A new study published Monday in The American Journal of Tropical Medicine & Hygiene reported results from the first-ever clinical trial in Africa for malaria. Researchers in Tanzania found that they could induce the infection with the use of frozen malarial parasites, instead of exposing subjects to live mosquito bites.
The results, which were obtained by injecting the parasite into 30 Tanzanian men – are significant because they could allow researchers to develop and test malaria drugs in Africa without relying on expensive mosquito-breeding laboratory facilities available only in a handful of places in US and Europe, according to apress statement from the Tanzanian team.
“[This] opens up unprecedented opportunity for evaluation of new malaria drugs and vaccines in Africa,” said Salim Abdullah, principal investigator of the study and Chief Executive Director of the Ifakara Health Institute (IHI) Bagamoyo Research and Training Centre in Tanzania, in the statement.
In a telephone interview, Abdullah said that he expected this innovation to help other researchers evaluate new malarial vaccine candidates and that it was important to develop this tool in Africa so as to save precious time wasted in adapting European drugs for African communities.
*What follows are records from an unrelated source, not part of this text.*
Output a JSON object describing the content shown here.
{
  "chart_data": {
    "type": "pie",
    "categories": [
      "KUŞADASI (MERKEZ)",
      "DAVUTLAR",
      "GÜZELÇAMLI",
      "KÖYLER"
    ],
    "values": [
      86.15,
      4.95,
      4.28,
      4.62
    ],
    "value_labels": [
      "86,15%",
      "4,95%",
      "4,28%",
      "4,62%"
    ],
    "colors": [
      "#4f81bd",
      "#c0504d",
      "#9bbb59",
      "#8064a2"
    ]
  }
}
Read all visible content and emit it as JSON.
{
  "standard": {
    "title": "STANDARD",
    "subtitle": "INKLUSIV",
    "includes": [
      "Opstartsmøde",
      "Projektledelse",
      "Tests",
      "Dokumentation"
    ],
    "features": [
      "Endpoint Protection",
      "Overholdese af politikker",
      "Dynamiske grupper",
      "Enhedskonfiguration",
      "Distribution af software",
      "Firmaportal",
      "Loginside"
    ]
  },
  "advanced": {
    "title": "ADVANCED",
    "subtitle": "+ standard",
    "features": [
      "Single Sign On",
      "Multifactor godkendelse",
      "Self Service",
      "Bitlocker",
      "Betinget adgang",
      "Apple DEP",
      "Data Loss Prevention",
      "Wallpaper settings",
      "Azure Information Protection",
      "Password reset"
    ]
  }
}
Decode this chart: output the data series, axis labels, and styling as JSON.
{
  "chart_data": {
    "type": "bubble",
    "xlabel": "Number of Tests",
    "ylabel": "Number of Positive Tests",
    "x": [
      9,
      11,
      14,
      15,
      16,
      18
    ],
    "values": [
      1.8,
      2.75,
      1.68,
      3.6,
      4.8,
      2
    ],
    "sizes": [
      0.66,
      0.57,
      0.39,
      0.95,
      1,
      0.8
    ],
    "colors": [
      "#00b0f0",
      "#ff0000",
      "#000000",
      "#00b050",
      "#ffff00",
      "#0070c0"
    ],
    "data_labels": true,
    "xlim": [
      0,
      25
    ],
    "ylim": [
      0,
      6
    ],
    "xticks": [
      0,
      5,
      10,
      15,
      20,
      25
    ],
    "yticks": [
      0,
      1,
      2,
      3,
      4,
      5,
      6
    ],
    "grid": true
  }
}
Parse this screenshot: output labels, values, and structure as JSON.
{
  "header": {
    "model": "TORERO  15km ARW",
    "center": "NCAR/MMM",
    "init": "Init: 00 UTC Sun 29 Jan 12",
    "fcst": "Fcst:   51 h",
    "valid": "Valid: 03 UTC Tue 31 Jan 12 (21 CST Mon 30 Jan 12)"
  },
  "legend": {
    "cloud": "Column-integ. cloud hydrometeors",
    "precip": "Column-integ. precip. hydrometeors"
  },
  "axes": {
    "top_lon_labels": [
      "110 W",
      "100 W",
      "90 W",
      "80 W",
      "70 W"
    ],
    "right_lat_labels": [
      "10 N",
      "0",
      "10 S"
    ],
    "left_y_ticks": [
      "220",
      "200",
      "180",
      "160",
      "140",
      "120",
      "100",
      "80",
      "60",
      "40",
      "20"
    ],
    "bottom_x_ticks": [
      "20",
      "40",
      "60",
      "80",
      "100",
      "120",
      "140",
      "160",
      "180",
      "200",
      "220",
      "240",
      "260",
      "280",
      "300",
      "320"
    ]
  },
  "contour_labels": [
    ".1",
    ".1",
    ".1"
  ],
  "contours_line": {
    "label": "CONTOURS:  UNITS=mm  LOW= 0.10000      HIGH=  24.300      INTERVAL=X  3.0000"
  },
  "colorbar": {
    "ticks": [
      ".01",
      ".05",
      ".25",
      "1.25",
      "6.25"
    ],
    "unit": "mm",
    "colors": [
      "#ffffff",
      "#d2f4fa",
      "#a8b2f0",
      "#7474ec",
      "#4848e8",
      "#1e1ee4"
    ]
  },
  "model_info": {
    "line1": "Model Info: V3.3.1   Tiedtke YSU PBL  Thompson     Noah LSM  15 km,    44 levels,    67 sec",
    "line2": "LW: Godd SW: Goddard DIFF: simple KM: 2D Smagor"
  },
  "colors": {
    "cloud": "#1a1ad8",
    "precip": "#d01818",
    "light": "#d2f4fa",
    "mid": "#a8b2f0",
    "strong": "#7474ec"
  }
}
“Each ethnic group responds differently to vaccines,” he said. “Most of the new medicines are tested in Europe, and it takes several years before we can be certain that the product will be suitable for Africans.”
Still, other researchers said that it was too early to start celebrating. The malaria parasite is extremely diverse in malaria-endemic areas, as opposed to the laboratory strain of the parasite used in this study, said Moss.
Moreover, the Tanzanian study relied on injecting the human subjects with a relatively high dosage of the parasite when compared to a mosquito bite, and could potentially give a lopsided result of the actual efficacy of the drug being tested, he said.
The way forward
Recognizing that both recent developments have their own unique limitations, the scientists leading each effort are committed to improving their work moving forward.
GSK is already working on a second-generation vaccine, though that’s still a few years away, said Slaoui.
Meanwhile the Tanzanian team is looking to collaborate with other groups to test new malarial drugs in development.
“With our research, we want to be able to test the suitability of malaria drugs on the African population early on,” Abdullah said.